[11] La langue maternelle de l’appelant est le Punjabi, mais il possède aussi une bonne connaissance de l’anglais. Il s’identifie d’ailleurs comme un anglophone. Malgré cela, les accusations sérieuses de trafic et d’importation de drogue portées contre lui le 28 novembre 2013 dans le dossier 500-01-098838-136 de la Cour du Québec ont toutes été rédigées en français. Peu après ces premières accusations, soit le 29 novembre 2013, l’appelant a obtenu sa liberté sous condition en attente du procès.
[17] Le procès lui-même devait donc être tenu en anglais avec une interprétation simultanée des témoignages des témoins s’exprimant en français.
[18] Une requête subséquente de type O’Connor fut plaidée en anglais le 10 février 2017. Toutefois, le procureur du ministère public a néanmoins insisté pour plaider en français, requérant ainsi une interprétation de ses propos. Cela a conduit au commentaire suivant de la procureure représentant alors l’appelant :
Me DEBORA DE THOMASIS:
So just for the benefit of the client and I’m not waiving his constitutional rights to be… to have everything said in English, but basically…[94]
[19] De plus, l’interprétation des propos du ministère public fut faite à l’appelant au moyen de chuchotements. La transcription contient la note suivante à cet égard :
Note: Translation was whispered to the defendant and thus was inaudible for transcription purposes – MJL, o.c.r.
[22] Il semble bien qu’il s’agit là d’un problème récurrent au cours du procès puisque d’autres sténographes ont fait des commentaires similaires à d’autres dates et plus particulièrement pour les audiences tenues le 12 septembre 2017 et le 29 novembre 2017[100].
[23] De fait, le procès fut tenu presque exclusivement en français, avec une interprétation simultanée pour l’appelant, quelquefois au moyen de chuchotements. Le procureur du ministère public et la juge se sont exprimés principalement en français tout au long des débats.
[24] Aucune objection formelle n’a été soulevée en regard de la langue utilisée lors des débats ou de la qualité de l’interprétation. L’appelant lui-même l’a reconnu lors de son témoignage du 31 août 2017 dans le contexte de sa première requête de type Jordan :
Q. Is there any other things you did in the legal procedure to…

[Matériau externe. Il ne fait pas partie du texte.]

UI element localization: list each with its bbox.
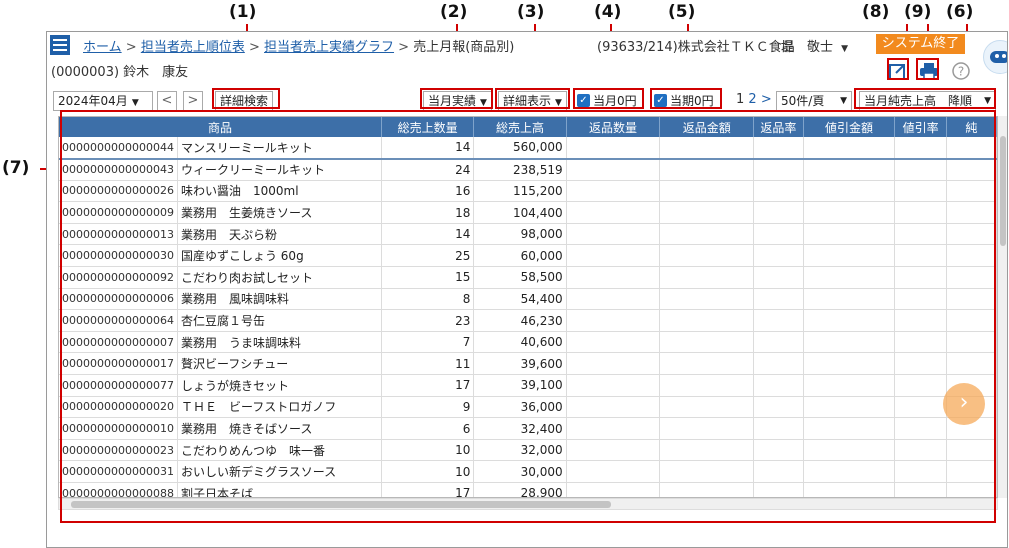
user-name: 堤 敬士 [781,40,834,55]
highlight-box-2 [420,88,493,109]
breadcrumb-current-page: 売上月報(商品別) [413,40,515,55]
highlight-box-5 [650,88,722,109]
page-next-link[interactable]: > [761,92,772,107]
breadcrumb-graph-link[interactable]: 担当者売上実績グラフ [264,40,394,55]
assistant-mascot-icon[interactable] [983,40,1007,74]
help-icon[interactable]: ? [951,61,971,81]
chevron-down-icon: ▼ [131,98,139,108]
system-exit-button[interactable]: システム終了 [876,34,965,54]
callout-9: (9) [904,2,932,22]
user-menu[interactable]: 堤 敬士 ▼ [781,36,848,55]
pagination: 1 2 > [736,92,772,107]
highlight-box-9 [916,58,939,80]
svg-text:?: ? [958,65,964,79]
callout-4: (4) [594,2,622,22]
highlight-box-4 [573,88,644,109]
month-select[interactable]: 2024年04月 ▼ [53,91,153,111]
callout-3: (3) [517,2,545,22]
vertical-scrollbar[interactable] [998,116,1007,498]
page-2-link[interactable]: 2 [748,92,756,107]
per-page-select[interactable]: 50件/頁 ▼ [776,91,852,111]
month-value: 2024年04月 [58,94,128,108]
breadcrumb-home-link[interactable]: ホーム [83,40,122,55]
highlight-box-1 [212,88,280,109]
highlight-box-8 [887,58,909,80]
hamburger-menu-icon[interactable] [50,35,70,55]
callout-6: (6) [946,2,974,22]
highlight-box-7 [60,110,996,523]
callout-5: (5) [668,2,696,22]
per-page-value: 50件/頁 [781,94,825,108]
chevron-down-icon: ▼ [840,96,847,106]
company-label: (93633/214)株式会社ＴＫＣ食品 [597,40,795,55]
prev-month-button[interactable]: < [157,91,177,111]
scrollbar-thumb[interactable] [1000,136,1006,246]
breadcrumb: ホーム > 担当者売上順位表 > 担当者売上実績グラフ > 売上月報(商品別) [83,36,514,55]
highlight-box-3 [495,88,570,109]
breadcrumb-separator: > [125,40,137,55]
breadcrumb-separator: > [398,40,410,55]
page-1[interactable]: 1 [736,92,744,107]
user-code-label: (0000003) 鈴木 康友 [51,65,189,80]
callout-7: (7) [2,158,30,178]
breadcrumb-separator: > [248,40,260,55]
screenshot-stage: (1) (2) (3) (4) (5) (8) (9) (6) (7) ホーム … [0,0,1009,548]
top-bar: ホーム > 担当者売上順位表 > 担当者売上実績グラフ > 売上月報(商品別) … [47,32,1007,58]
next-month-button[interactable]: > [183,91,203,111]
highlight-box-6 [854,88,996,109]
chevron-down-icon: ▼ [841,44,849,54]
callout-8: (8) [862,2,890,22]
breadcrumb-ranking-link[interactable]: 担当者売上順位表 [141,40,245,55]
callout-1: (1) [229,2,257,22]
callout-2: (2) [440,2,468,22]
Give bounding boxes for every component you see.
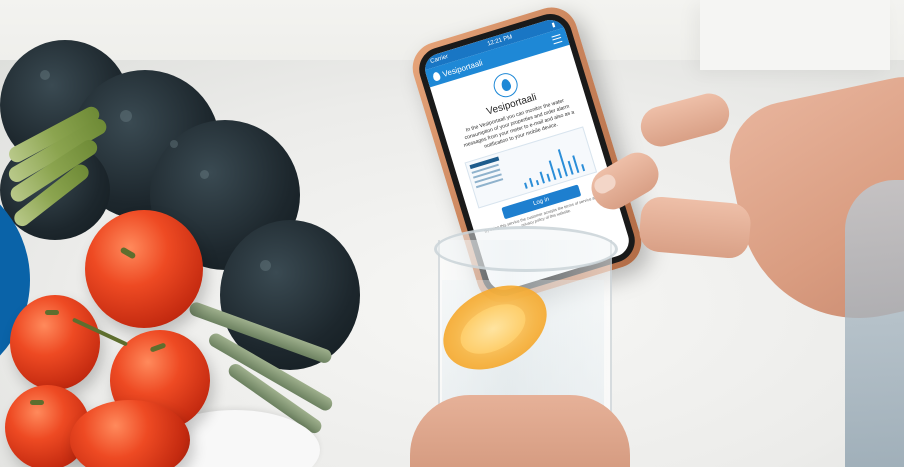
water-drop-icon [431,70,442,82]
water-drop-icon [490,70,521,101]
sleeve [845,180,904,467]
battery-icon: ▮ [551,21,556,29]
finger [637,195,753,260]
hand-holding-glass [410,395,630,467]
photo-scene: Carrier 12:21 PM ▮ Vesiportaali Vesiport… [0,0,904,467]
background-block [700,0,890,70]
menu-icon[interactable] [551,34,563,45]
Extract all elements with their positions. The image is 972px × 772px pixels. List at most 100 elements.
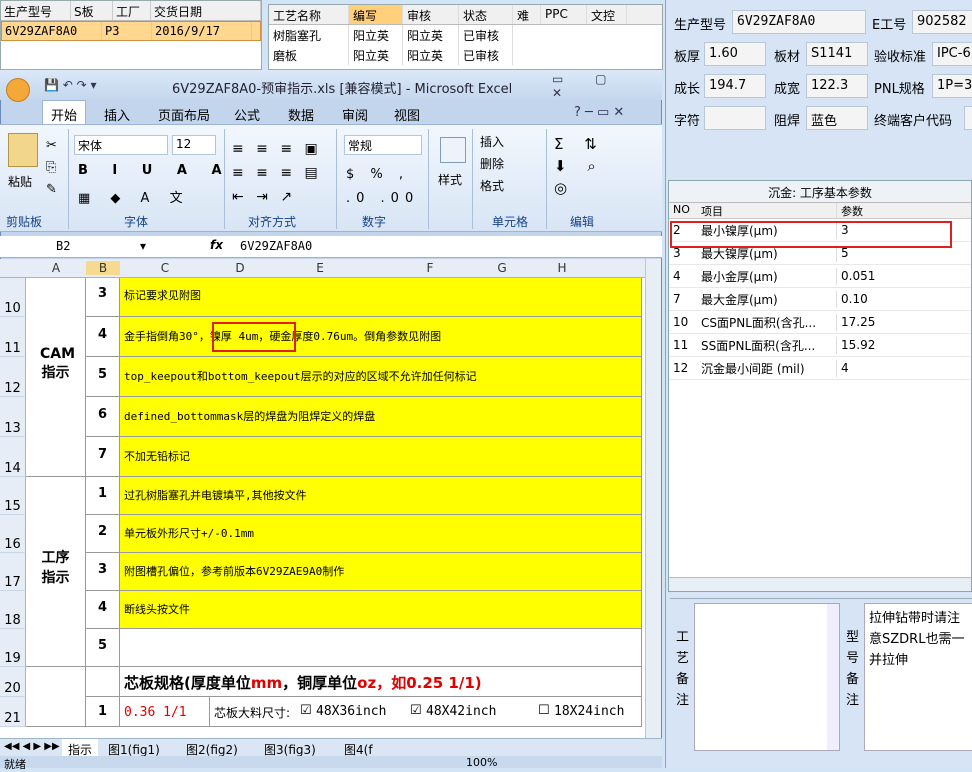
- instruction-cell[interactable]: 断线头按文件: [120, 591, 642, 629]
- craft-note-box[interactable]: [694, 603, 840, 751]
- clipboard-icons[interactable]: ✂ ⎘ ✎: [46, 135, 57, 201]
- col-writer[interactable]: 编写: [349, 5, 403, 24]
- row-number[interactable]: 6: [86, 397, 120, 437]
- col-factory[interactable]: 工厂: [113, 1, 151, 20]
- field-model[interactable]: 6V29ZAF8A0: [732, 10, 866, 34]
- border-fill-icons[interactable]: ▦ ◆ A 文: [78, 187, 191, 206]
- sheet-nav-icons[interactable]: ◀◀ ◀ ▶ ▶▶: [4, 741, 60, 752]
- field-cust[interactable]: [964, 106, 972, 130]
- param-row[interactable]: 4 最小金厚(μm) 0.051: [669, 265, 971, 288]
- row-number[interactable]: 3: [86, 553, 120, 591]
- col-item[interactable]: 项目: [697, 203, 837, 218]
- qat-icons[interactable]: 💾 ↶ ↷ ▾: [44, 78, 97, 92]
- row-header[interactable]: 16: [0, 515, 26, 553]
- paste-button[interactable]: 粘贴: [8, 173, 32, 190]
- field-mat[interactable]: S1141: [806, 42, 868, 66]
- field-mask[interactable]: 蓝色: [806, 106, 868, 130]
- insert-button[interactable]: 插入: [480, 133, 504, 150]
- name-box[interactable]: B2: [56, 239, 70, 253]
- instruction-cell[interactable]: [120, 629, 642, 667]
- col-model[interactable]: 生产型号: [1, 1, 71, 20]
- size-option[interactable]: 48X36inch: [316, 704, 406, 724]
- core-spec-title[interactable]: 芯板规格(厚度单位mm，铜厚单位oz，如0.25 1/1): [120, 667, 642, 697]
- process-row[interactable]: 树脂塞孔 阳立英 阳立英 已审核: [269, 25, 662, 45]
- number-icons[interactable]: $ % , .0 .00: [346, 163, 419, 211]
- row-number[interactable]: 7: [86, 437, 120, 477]
- instruction-cell[interactable]: defined_bottommask层的焊盘为阻焊定义的焊盘: [120, 397, 642, 437]
- row-header[interactable]: 20: [0, 667, 26, 697]
- field-e[interactable]: 902582: [912, 10, 972, 34]
- name-box-dropdown-icon[interactable]: ▾: [140, 239, 146, 253]
- size-option[interactable]: 48X42inch: [426, 704, 516, 724]
- instruction-cell[interactable]: top_keepout和bottom_keepout层示的对应的区域不允许加任何…: [120, 357, 642, 397]
- edit-icons[interactable]: Σ ⇅ ⬇ ⌕ ◎: [554, 133, 605, 199]
- row-number[interactable]: 5: [86, 357, 120, 397]
- fx-icon[interactable]: fx: [210, 238, 223, 252]
- scrollbar[interactable]: [827, 604, 839, 750]
- row-number[interactable]: 3: [86, 278, 120, 317]
- instruction-cell[interactable]: 标记要求见附图: [120, 278, 642, 317]
- office-button-icon[interactable]: [6, 78, 30, 102]
- param-row[interactable]: 7 最大金厚(μm) 0.10: [669, 288, 971, 311]
- tab-insert[interactable]: 插入: [104, 105, 130, 124]
- instruction-cell[interactable]: 单元板外形尺寸+/-0.1mm: [120, 515, 642, 553]
- col-process[interactable]: 工艺名称: [269, 5, 349, 24]
- core-row-number[interactable]: 1: [86, 697, 120, 727]
- instruction-cell[interactable]: 金手指倒角30°，镍厚 4um，硬金厚度0.76um。倒角参数见附图: [120, 317, 642, 357]
- checkbox-icon[interactable]: ☐: [538, 703, 552, 718]
- field-char[interactable]: [704, 106, 766, 130]
- font-size-select[interactable]: 12: [172, 135, 216, 155]
- field-pnl[interactable]: 1P=3: [932, 74, 972, 98]
- col-a[interactable]: A: [26, 261, 86, 275]
- instruction-cell[interactable]: 过孔树脂塞孔并电镀填平,其他按文件: [120, 477, 642, 515]
- delete-button[interactable]: 删除: [480, 155, 504, 172]
- row-number[interactable]: 1: [86, 477, 120, 515]
- align-icons[interactable]: ≡ ≡ ≡ ▣ ≡ ≡ ≡ ▤ ⇤ ⇥ ↗: [232, 137, 322, 209]
- blank-cell[interactable]: [26, 667, 86, 727]
- row-header[interactable]: 21: [0, 697, 26, 727]
- h-scrollbar[interactable]: [669, 577, 971, 591]
- row-number[interactable]: 4: [86, 591, 120, 629]
- tab-home[interactable]: 开始: [42, 100, 87, 124]
- row-header[interactable]: 11: [0, 317, 26, 357]
- formula-input[interactable]: 6V29ZAF8A0: [240, 239, 312, 253]
- order-row[interactable]: 6V29ZAF8A0 P3 2016/9/17: [1, 21, 261, 41]
- col-status[interactable]: 状态: [459, 5, 513, 24]
- paste-icon[interactable]: [8, 133, 38, 167]
- vertical-scrollbar[interactable]: [645, 259, 661, 739]
- param-row[interactable]: 10 CS面PNL面积(含孔... 17.25: [669, 311, 971, 334]
- row-header[interactable]: 14: [0, 437, 26, 477]
- col-s[interactable]: S板: [71, 1, 113, 20]
- tab-layout[interactable]: 页面布局: [158, 105, 210, 124]
- col-param[interactable]: 参数: [837, 203, 863, 218]
- format-icons[interactable]: B I U A A: [78, 163, 232, 178]
- col-g[interactable]: G: [490, 261, 514, 275]
- col-doc[interactable]: 文控: [587, 5, 627, 24]
- field-std[interactable]: IPC-6: [932, 42, 972, 66]
- process-row[interactable]: 磨板 阳立英 阳立英 已审核: [269, 45, 662, 65]
- col-no[interactable]: NO: [669, 203, 697, 218]
- row-header[interactable]: 17: [0, 553, 26, 591]
- row-number[interactable]: 5: [86, 629, 120, 667]
- col-date[interactable]: 交货日期: [151, 1, 261, 20]
- col-diff[interactable]: 难: [513, 5, 541, 24]
- col-f[interactable]: F: [370, 261, 490, 275]
- core-thickness[interactable]: 0.36 1/1: [120, 697, 210, 727]
- param-row[interactable]: 12 沉金最小间距 (mil) 4: [669, 357, 971, 380]
- row-number[interactable]: 4: [86, 317, 120, 357]
- row-header[interactable]: 13: [0, 397, 26, 437]
- tab-formula[interactable]: 公式: [234, 105, 260, 124]
- col-review[interactable]: 审核: [403, 5, 459, 24]
- instruction-cell[interactable]: 不加无铅标记: [120, 437, 642, 477]
- zoom-level[interactable]: 100%: [466, 756, 497, 769]
- checkbox-icon[interactable]: ☑: [300, 703, 314, 718]
- tab-view[interactable]: 视图: [394, 105, 420, 124]
- style-button[interactable]: 样式: [438, 171, 462, 188]
- size-option[interactable]: 18X24inch: [554, 704, 644, 724]
- col-b[interactable]: B: [86, 261, 120, 275]
- param-row[interactable]: 11 SS面PNL面积(含孔... 15.92: [669, 334, 971, 357]
- row-header[interactable]: 18: [0, 591, 26, 629]
- blank-cell[interactable]: [86, 667, 120, 697]
- style-icon[interactable]: [440, 137, 466, 163]
- row-header[interactable]: 12: [0, 357, 26, 397]
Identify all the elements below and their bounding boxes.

A. I agreed for a simultaneous translation, I agreed not to have an English trial just to speed up the process, I agreed not to have a judge and jury just not to go… just not to create any delays with my trial. I agreed to have a judge only trial, everything, I agreed with everything whatever I could.[101]
[25] Les parties conviennent que l’appelant n’a pas renoncé à un procès en langue anglaise, mais a plutôt consenti à l’interprétation simultanée afin d’accélérer les procédures.
[26] Lorsque l’étape des témoignages a débuté le 27 novembre 2017, la procureure représentant alors l’appelant a commencé en s’exprimant en anglais, tout en précisant que l’interprétation simultanée des témoignages serait permise si celle-ci pouvait être enregistrée sur une bande sonore distincte :
Me DEBORA DE THOMASIS:
Maybe for la cuisine, if you want to say, we have an interpreter present, because the trial had started with O’Conner motion back in January and we agreed that the witnesses, they testify in French or in English, whatever language is beneficial for them and that the translation, if there is, will be done simultaneously through an interpreter, but absolutely has to be registered on a second (2nd) band, that was what we requested and this is the way we would want to proceed. (…)[102]
[27] Cependant, bien que le procès lui-même ait débuté en anglais, un modus operandi avec l’usage exclusif du français s’est rapidement installé. Lors de l’audition du 28 novembre 2017, la juge du procès a interrogé les procureurs quant à la langue utilisée pendant le procès [...]
[28] Par la suite, le procès fut tenu presque exclusivement en français puisque pratiquement tous les témoins ont témoigné dans cette langue. Toutes les plaidoiries, y compris les plaidoiries finales, ont été présentées en français. Toutefois, le jugement sur la culpabilité fut prononcé en anglais.
Les violations des droits linguistiques de l’appelant et les pouvoirs d’y remédier de la Cour
[52] Le ministère public reconnaît que des manquements sérieux sont survenus tout au long du procès quant au respect des droits linguistiques de l’appelant. Tout en reconnaissant le caractère ambigu de la jurisprudence sur la question, le ministère public soutient que la Cour devrait exercer ses pouvoirs énoncés aux par. 686(1)b)(iii) et (iv) C.cr. pour y remédier puisque aucun tort important ou erreur judiciaire grave ne se serait produit. C’est là l’essentiel de l’argument du ministère public. Il faut donc décider en premier lieu si ces pouvoirs peuvent être exercés en l’espèce par une cour d’appel.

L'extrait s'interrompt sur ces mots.